Writing several comma-separated values as one tuple is called packing. Pulling them back out into individual names is called unpacking — and it is one of the most useful tuple features in everyday Python.

Python
# Packing: several values collapse into one tuple
point = 3, 4, 5
print(point)  # (3, 4, 5)

# Unpacking: a tuple's values spread into separate names
x, y, z = point
print(x, y, z)  # 3 4 5

# Swapping two variables without a temp variable
a, b = 1, 2
a, b = b, a
print(a, b)  # 2 1

# Star-unpacking captures the "rest" into a list
first, *rest = (1, 2, 3, 4)
print(first, rest)  # 1 [2, 3, 4]

# Functions that return multiple values are really returning a tuple
def min_max(numbers):
    return min(numbers), max(numbers)

lo, hi = min_max([4, 1, 9, 3])
print(lo, hi)  # 1 9
Named Tuples

Plain tuples are accessed by position, which can get hard to read once you have more than two or three fields — person[1] doesn’t tell you much on its own.
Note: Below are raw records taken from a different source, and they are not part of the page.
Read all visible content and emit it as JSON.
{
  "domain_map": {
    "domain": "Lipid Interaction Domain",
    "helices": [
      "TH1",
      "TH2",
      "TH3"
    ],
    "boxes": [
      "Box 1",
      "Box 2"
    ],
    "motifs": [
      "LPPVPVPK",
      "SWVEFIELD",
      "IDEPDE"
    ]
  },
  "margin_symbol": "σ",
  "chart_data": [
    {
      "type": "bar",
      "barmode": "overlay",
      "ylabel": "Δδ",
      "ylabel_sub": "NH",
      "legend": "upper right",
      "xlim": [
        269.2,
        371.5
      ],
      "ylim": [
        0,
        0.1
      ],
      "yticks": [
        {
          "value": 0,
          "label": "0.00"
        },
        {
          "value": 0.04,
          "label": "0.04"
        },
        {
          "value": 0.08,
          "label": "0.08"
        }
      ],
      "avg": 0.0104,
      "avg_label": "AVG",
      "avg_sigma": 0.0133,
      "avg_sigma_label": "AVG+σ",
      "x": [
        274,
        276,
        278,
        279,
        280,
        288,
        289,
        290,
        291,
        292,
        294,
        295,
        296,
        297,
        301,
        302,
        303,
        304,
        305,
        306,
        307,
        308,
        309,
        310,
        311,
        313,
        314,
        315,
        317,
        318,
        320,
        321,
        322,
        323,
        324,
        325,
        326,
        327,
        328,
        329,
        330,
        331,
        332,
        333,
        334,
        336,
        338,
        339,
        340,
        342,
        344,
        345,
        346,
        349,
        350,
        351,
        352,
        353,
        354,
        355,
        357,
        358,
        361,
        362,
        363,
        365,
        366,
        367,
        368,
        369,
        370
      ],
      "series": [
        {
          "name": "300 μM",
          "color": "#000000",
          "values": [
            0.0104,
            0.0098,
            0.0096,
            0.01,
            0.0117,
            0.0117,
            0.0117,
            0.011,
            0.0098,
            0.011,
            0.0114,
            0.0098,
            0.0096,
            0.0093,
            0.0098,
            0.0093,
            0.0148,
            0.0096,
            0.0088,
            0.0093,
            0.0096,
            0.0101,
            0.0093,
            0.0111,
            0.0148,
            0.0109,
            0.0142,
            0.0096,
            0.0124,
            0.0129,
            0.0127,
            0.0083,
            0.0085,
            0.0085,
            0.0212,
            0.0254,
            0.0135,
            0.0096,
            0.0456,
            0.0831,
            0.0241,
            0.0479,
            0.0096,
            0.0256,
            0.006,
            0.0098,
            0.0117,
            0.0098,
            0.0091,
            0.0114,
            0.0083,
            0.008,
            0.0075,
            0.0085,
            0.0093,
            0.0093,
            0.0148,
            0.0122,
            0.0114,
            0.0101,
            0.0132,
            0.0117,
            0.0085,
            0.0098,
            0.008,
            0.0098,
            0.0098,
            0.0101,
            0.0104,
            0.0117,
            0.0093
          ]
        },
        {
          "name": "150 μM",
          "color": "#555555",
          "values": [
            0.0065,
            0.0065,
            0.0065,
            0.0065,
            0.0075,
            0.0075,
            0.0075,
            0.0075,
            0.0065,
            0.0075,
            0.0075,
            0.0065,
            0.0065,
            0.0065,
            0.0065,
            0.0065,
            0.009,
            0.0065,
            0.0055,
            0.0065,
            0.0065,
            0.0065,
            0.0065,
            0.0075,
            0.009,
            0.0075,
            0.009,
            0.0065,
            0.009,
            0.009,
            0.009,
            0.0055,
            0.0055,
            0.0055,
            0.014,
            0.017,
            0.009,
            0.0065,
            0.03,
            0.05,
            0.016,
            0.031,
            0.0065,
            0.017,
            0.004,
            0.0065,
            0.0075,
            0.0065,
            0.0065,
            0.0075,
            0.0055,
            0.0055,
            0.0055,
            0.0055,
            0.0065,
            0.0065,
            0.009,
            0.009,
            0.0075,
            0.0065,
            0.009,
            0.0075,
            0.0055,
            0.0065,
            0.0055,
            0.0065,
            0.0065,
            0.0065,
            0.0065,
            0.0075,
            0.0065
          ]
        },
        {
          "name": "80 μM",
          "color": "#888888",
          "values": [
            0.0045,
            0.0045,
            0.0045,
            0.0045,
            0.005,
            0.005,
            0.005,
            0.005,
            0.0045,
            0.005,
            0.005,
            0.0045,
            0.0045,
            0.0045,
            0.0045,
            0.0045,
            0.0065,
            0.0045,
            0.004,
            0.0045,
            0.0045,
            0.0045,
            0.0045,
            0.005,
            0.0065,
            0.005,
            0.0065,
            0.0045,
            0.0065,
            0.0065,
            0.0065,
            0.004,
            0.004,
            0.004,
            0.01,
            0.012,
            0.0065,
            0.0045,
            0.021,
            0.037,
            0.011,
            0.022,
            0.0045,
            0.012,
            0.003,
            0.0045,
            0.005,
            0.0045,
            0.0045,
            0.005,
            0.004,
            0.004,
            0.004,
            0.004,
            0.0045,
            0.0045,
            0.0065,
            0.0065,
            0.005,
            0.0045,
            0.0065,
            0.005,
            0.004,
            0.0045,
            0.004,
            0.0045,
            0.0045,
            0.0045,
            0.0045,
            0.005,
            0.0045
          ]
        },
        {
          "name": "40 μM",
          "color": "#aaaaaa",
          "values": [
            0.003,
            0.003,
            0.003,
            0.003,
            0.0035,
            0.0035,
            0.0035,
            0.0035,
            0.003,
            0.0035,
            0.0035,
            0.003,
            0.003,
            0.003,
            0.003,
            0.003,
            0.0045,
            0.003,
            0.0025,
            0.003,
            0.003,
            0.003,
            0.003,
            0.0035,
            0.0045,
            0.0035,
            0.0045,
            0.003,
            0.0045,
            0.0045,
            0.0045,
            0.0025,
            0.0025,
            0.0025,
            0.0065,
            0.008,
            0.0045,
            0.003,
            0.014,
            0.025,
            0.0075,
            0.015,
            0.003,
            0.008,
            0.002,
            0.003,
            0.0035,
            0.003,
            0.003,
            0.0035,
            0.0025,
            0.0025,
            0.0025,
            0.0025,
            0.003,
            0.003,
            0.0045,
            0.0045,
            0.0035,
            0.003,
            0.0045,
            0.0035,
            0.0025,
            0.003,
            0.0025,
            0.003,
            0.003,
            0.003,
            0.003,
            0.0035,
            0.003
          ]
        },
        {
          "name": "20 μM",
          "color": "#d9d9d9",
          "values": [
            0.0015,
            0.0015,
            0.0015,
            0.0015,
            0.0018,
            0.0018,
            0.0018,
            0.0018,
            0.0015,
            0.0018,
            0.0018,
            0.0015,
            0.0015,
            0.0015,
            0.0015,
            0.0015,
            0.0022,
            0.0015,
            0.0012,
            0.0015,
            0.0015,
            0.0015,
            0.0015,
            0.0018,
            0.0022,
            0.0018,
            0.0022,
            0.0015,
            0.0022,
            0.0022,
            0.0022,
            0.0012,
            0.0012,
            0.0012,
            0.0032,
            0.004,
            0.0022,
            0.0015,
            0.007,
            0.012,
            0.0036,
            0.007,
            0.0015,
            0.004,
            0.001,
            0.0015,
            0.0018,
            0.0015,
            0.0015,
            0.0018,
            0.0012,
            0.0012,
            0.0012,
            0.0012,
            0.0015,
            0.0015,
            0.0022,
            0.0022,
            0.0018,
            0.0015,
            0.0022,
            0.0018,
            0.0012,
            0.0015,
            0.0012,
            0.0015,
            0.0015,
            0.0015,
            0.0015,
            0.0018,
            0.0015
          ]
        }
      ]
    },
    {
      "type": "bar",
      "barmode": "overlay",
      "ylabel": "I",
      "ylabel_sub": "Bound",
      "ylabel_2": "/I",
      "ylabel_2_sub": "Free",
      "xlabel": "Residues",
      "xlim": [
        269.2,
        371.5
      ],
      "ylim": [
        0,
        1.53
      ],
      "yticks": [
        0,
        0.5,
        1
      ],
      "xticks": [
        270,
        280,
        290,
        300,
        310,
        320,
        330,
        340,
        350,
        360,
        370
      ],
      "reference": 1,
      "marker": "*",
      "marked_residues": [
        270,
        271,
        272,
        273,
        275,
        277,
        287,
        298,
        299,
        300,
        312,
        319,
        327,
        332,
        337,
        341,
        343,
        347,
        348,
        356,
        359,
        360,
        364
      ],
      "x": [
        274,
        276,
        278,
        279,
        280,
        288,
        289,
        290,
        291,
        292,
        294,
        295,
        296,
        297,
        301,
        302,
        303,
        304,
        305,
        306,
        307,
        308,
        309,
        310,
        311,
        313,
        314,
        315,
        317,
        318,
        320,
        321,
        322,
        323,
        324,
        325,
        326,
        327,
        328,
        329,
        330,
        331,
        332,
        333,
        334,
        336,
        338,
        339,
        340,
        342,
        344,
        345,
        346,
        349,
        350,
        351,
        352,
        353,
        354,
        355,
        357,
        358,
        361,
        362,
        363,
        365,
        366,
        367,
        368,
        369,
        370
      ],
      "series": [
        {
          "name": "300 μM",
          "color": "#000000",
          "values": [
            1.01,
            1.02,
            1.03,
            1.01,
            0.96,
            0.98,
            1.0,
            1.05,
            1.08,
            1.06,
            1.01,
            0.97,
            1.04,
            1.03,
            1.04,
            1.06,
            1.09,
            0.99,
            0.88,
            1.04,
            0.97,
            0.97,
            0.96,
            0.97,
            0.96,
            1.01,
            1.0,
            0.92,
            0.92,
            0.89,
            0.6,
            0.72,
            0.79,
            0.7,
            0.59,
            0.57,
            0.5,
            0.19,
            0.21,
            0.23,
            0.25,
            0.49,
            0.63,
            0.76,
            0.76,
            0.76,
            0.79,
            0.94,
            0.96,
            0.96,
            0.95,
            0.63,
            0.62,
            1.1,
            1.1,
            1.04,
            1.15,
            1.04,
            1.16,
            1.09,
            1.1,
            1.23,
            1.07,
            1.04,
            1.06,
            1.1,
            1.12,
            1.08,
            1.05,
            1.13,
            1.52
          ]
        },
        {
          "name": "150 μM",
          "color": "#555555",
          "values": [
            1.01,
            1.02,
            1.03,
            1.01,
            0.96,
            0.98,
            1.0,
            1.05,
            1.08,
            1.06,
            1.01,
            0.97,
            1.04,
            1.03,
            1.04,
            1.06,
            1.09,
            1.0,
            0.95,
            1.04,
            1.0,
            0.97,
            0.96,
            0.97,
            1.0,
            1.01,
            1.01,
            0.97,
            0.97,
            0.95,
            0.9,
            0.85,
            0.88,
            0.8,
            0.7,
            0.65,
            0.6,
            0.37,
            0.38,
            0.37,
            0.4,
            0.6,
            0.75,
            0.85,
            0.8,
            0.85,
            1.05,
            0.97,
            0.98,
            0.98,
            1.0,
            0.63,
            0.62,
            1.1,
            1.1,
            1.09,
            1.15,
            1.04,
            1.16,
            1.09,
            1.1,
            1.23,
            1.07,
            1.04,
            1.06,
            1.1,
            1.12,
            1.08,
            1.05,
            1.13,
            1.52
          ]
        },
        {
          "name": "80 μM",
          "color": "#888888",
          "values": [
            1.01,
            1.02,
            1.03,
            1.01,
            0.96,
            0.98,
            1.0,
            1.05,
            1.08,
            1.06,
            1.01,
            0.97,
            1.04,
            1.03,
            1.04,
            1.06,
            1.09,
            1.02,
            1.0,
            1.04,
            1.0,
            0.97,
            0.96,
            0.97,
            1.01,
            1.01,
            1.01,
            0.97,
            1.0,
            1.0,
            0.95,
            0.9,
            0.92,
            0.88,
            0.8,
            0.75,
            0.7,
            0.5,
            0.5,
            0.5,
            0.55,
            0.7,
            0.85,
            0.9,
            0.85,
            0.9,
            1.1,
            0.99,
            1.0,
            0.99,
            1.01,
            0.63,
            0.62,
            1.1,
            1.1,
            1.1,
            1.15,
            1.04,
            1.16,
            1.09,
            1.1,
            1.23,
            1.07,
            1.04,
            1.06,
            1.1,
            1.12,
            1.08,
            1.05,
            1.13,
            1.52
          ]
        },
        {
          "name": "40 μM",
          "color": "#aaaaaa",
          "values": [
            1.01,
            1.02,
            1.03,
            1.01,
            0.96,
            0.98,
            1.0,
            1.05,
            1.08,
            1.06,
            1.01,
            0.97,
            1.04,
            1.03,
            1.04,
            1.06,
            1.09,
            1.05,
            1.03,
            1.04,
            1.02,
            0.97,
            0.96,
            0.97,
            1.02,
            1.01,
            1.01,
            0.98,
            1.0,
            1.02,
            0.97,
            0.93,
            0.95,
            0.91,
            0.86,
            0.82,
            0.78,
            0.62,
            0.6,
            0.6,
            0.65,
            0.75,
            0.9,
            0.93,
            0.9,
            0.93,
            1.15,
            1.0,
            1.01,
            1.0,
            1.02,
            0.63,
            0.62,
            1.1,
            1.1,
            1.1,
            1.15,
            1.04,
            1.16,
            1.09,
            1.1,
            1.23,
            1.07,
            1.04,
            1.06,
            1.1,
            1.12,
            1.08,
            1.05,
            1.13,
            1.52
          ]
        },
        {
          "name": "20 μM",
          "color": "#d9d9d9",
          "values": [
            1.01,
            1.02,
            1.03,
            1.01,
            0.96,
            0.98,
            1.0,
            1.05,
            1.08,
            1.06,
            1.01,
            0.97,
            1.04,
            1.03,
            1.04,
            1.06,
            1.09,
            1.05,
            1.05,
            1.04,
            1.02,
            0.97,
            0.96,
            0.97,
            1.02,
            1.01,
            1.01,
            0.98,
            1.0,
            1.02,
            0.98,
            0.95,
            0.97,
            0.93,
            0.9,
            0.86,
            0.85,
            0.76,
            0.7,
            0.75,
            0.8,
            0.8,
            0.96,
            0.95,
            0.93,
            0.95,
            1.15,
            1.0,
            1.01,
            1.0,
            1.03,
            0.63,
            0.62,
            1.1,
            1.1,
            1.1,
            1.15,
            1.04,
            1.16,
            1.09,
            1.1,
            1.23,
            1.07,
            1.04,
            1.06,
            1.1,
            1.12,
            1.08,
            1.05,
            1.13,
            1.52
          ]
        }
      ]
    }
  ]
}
Named tuples solve this by letting you access fields by name while keeping all the performance and immutability benefits of a regular tuple.

The standard library offers two ways to create one: collections.namedtuple, a factory function, and typing.NamedTuple, a more modern class-based syntax with type hints.

Python
from collections import namedtuple

Point = namedtuple("Point", ["x", "y"])
p = Point(3, 4)

print(p.x, p.y)   # 3 4
print(p[0], p[1]) # 3 4  - still works like a regular tuple
print(p)          # Point(x=3, y=4)

x, y = p          # unpacking still works too
print(x, y)       # 3 4

Python
from typing import NamedTuple

class Point(NamedTuple):
    x: int
    y: int

p = Point(3, 4)
print(p.x, p.y)  # 3 4
print(p)         # Point(x=3, y=4)

# Still an immutable tuple under the hood
# p.x = 10  # AttributeError: can't set attribute
Tip
Prefer `typing.NamedTuple` in new code: it reads like a normal class definition, supports type hints and default values, and plays nicely with editors and static type checkers. Use `collections.namedtuple` when you need to build the type dynamically from a list of field names at runtime, or when supporting very old codebases.
Tuple vs List: When to Use Which

Situation

Prefer

Collection will grow or shrink over its lifetime

List

Fixed-size “record” whose fields won’t change (e.g. a coordinate)

Tuple

Needs to be used as a dict key or stored in a set

Tuple

Returning multiple values from a function

Tuple

You want to guarantee callers can’t mutate the data

Tuple

Items need sort(), append(), remove(), etc.

List

Homogeneous collection of similar items (usernames, scores)

List

Heterogeneous, positional fields (name, age, email)

Tuple (ideally a named tuple)

Note
A useful rule of thumb: if you find yourself describing a tuple’s slots with names in a comment (“index 0 is the id, index 1 is the name”), that’s a strong signal to reach for a named tuple, a `dataclass`, or a small class instead.